Chemin des miracles en musique, de Vézelay à Compostelle
Cette 23ème édition des Rencontres Musicales de Vézelay met tout particulièrement à l’honneur la musique anglaise, et Vézelay (avec la Via Lemovicensis) étant de surcroît l'un des quatre points de départs principaux pour le Chemin de Compostelle, sa Basilique accueille comme une double évidence l’ensemble vocal anglais Tenebrae Choir dirigé par Nigel Short pour interpréter Path of Miracles (Le Chemin des miracles) du compositeur britannique né en 1971, Joby Talbot.

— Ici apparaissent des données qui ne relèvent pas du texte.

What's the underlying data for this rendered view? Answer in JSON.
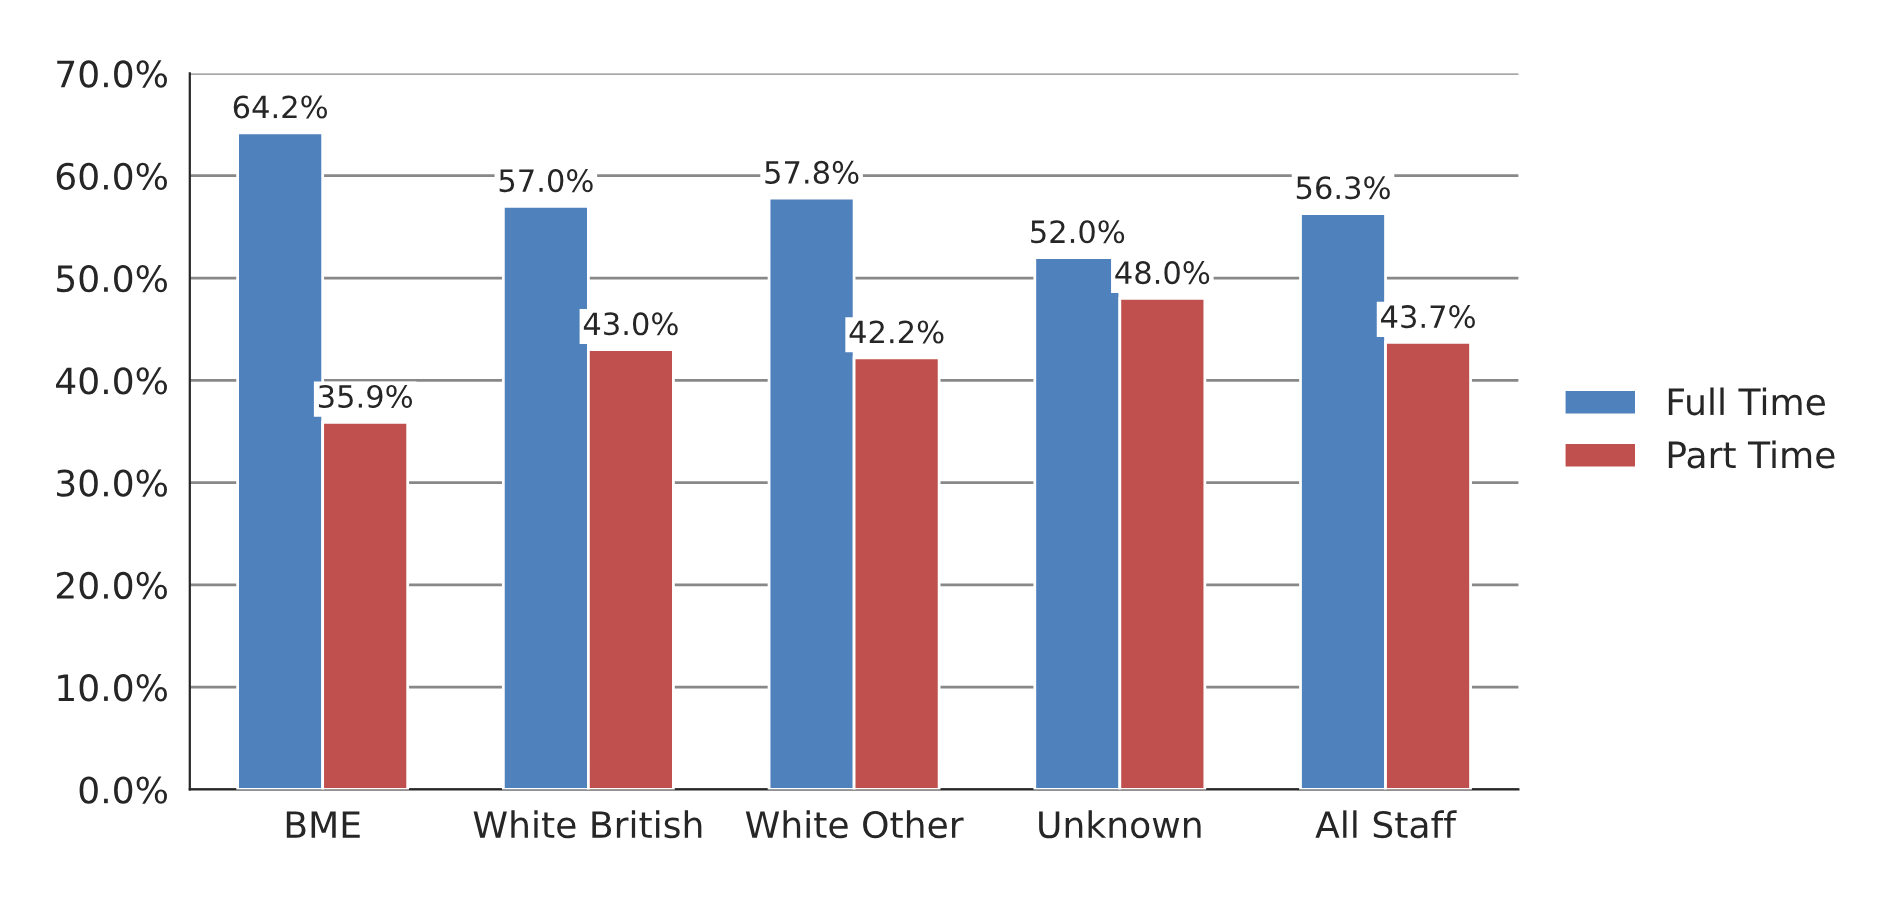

Cette pièce pour 17 voix plonge l’auditeur dans l’expérience unique du pèlerin, chacun des quatre mouvements marquant les importantes étapes du dernier tronçon, le Camino Frances (Roncesvalles et le récit du martyr Jacques, Burgos étape charnière, León et la lumière baignant sa cathédrale, avant la joie débordante d'arriver à Santiago de Compostela).
Joby Talbot, plus connu pour son travail dans la pop (résonnant tout à fait avec cette édition de Vézelay, dans le vent) ou la musique de film, rappelle ici sa grande connaissance de la voix, avec une palette de timbres et de techniques particulièrement riche, le tout dans le cadre d'une écriture fort aboutie. La structure de son œuvre s'affirme tout en évoluant pour accompagner l'auditeur-pèlerin sur le chemin de motifs inspirés, exposés puis transformés progressivement par des procédés de répétition ou d’enrichissement rythmique ou harmonique. Ce travail et sa richesse frappent dès l’ouverture : les hommes réunis en cercle sur la scène utilisent le Pasibutbut, pratique vocale d’une tribu aborigène taïwanaise, faisant mystique de la richesse sonore et harmonique. A l’image de la marche longue et souvent éprouvante, la répétition lancinante se fait figurale, voire hypnotisante, jusqu’à devenir plénitude dans le tout dernier mouvement.
Le Tenebrae Choir profite pleinement des résonances de la Basilique Sainte-Marie-Madeleine avec de nombreux passages spatialisés. Qu’ils aillent derrière le public ou en procession, leur précision reste identique, le son riche même dans les attaques. Les polyrythmies sont limpides, la justesse parfaite (seulement aidée par quelques rares coups de clochettes, dans cette partition aux couleurs aussi puissantes que redoutables). L’harmonie se fait ainsi véritablement texture, matière émotionnelle presque palpable, jusque dans le long silence qui clôt l’œuvre.
La Basilique reste emplie de cette musique, les cœurs des auditeurs festivaliers emplis d'émotions leur inspirent une acclamation debout et enthousiaste.